Barely. But the sick twist in my gut says yes.

“She ever mention where she grew up?”

I pause, jaw tight. “Just said she moved here from... somewhere.”

“I cross-checked the birth certificate against hospital records in the state listed. No match. Whole thing’s smoke. But…”

I sit up straighter. “But what?”

“I did find something older. School enrollment, elementary level. Facial recognition gives me an 89% match—same eyes, same jawline, even back then. It's her.”

“And then?”

“And then nothing. Like the entire family vanished off the grid. But here’s the thing—they didn’t disappear.”

“Meaning?”

“After they moved, the whole family started using a new last name. No court filing, no traceable paper trail. Just—new IDs. New address. New state.”

I lean back slowly, watching the shadows shift across the wall.

“Her parents changed their identities?”

“Looks that way. And quietly too. No criminal flags, no obvious heat.”

“And Ani?”

“Regular life. She had a job, an apartment, normal stuff. But then she quits her job out of nowhere. No digital trail. Just drops off for almost two years.”

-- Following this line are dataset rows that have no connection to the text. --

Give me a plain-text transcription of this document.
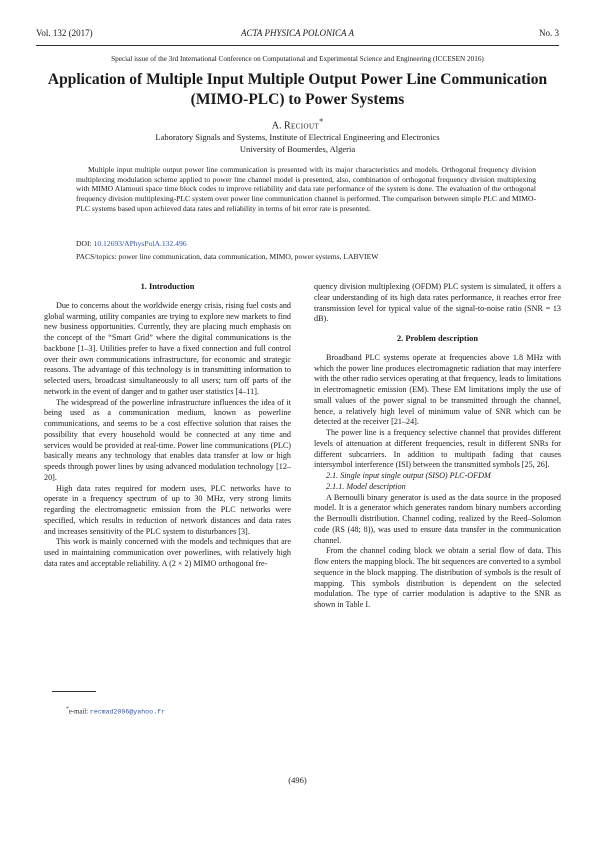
Vol. 132 (2017)	ACTA PHYSICA POLONICA A	No. 3
Special issue of the 3rd International Conference on Computational and Experimental Science and Engineering (ICCESEN 2016)
Application of Multiple Input Multiple Output Power Line Communication (MIMO-PLC) to Power Systems
A. Reciout*
Laboratory Signals and Systems, Institute of Electrical Engineering and Electronics
University of Boumerdes, Algeria

Multiple input multiple output power line communication is presented with its major characteristics and models. Orthogonal frequency division multiplexing modulation scheme applied to power line channel model is presented, also, combination of orthogonal frequency division multiplexing with MIMO Alamouti space time block codes to improve reliability and data rate performance of the system is done. The evaluation of the orthogonal frequency division multiplexing-PLC system over power line communication channel is performed. The comparison between simple PLC and MIMO-PLC systems based upon achieved data rates and reliability in terms of bit error rate is presented.

DOI: 10.12693/APhysPolA.132.496
PACS/topics: power line communication, data communication, MIMO, power systems, LABVIEW
1. Introduction

Due to concerns about the worldwide energy crisis, rising fuel costs and global warming, utility companies are trying to explore new markets to find new business opportunities. Currently, they are placing much emphasis on the concept of the “Smart Grid” where the digital communications is the backbone [1–3]. Utilities prefer to have a fixed connection and full control over their own communications infrastructure, for economic and strategic reasons. The advantage of this technology is in transmitting information to selected users, broadcast simultaneously to all users; turn off parts of the network in the event of danger and to gather user statistics [4–11].

The widespread of the powerline infrastructure influences the idea of it being used as a communication medium, known as powerline communications, and seems to be a cost effective solution that raises the possibility that every household would be connected at any time and services would be provided at real-time. Power line communications (PLC) basically means any technology that enables data transfer at low or high speeds through power lines by using advanced modulation technology [12–20].

High data rates required for modern uses, PLC networks have to operate in a frequency spectrum of up to 30 MHz, very strong limits regarding the electromagnetic emission from the PLC networks were specified, which results in reduction of network distances and data rates and increases sensitivity of the PLC system to disturbances [3].

This work is mainly concerned with the models and techniques that are used in maintaining communication over powerlines, with relatively high data rates and acceptable reliability. A (2 × 2) MIMO orthogonal fre-

quency division multiplexing (OFDM) PLC system is simulated, it offers a clear understanding of its high data rates performance, it reaches error free transmission level for typical value of the signal-to-noise ratio (SNR = 13 dB).

2. Problem description

Broadband PLC systems operate at frequencies above 1.8 MHz with which the power line produces electromagnetic radiation that may interfere with the other radio services operating at that frequency, leads to limitations in electromagnetic emission (EM). These EM limitations imply the use of small values of the power signal to be transmitted through the channel, hence, a relatively high level of minimum value of SNR which can be detected at the receiver [21–24].

The power line is a frequency selective channel that provides different levels of attenuation at different frequencies, result in different SNRs for different subcarriers. In addition to multipath fading that causes intersymbol interference (ISI) between the transmitted symbols [25, 26].

2.1. Single input single output (SISO) PLC-OFDM

2.1.1. Model description

A Bernoulli binary generator is used as the data source in the proposed model. It is a generator which generates random binary numbers according the Bernoulli distribution. Channel coding, realized by the Reed–Solomon code (RS (48; 8)), was used to ensure data transfer in the communication channel.

From the channel coding block we obtain a serial flow of data. This flow enters the mapping block. The bit sequences are converted to a symbol sequence in the block mapping. The distribution of symbols is the result of mapping. This symbols distribution is dependent on the selected modulation. The type of carrier modulation is adaptive to the SNR as shown in Table I.

*e-mail: recmad2006@yahoo.fr
(496)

A cold breath drags down my spine.

“After that, she shows up in Colorado. Same face. Different last name with just enough paperwork to rent an apartment and get hired slinging drinks.”

I stare at the file again like it might suddenly confess something.

“You think she remembers any of it?”

“I think she remembers enough to be dangerous. But not enough to connect the dots.”

There’s a beat of silence on the line. Then Travis exhales, “You starting to think she’s not the collateral?”

I look toward the hallway at the soft glow under the door, the quiet reminder that she’s still here, curled up in my bed.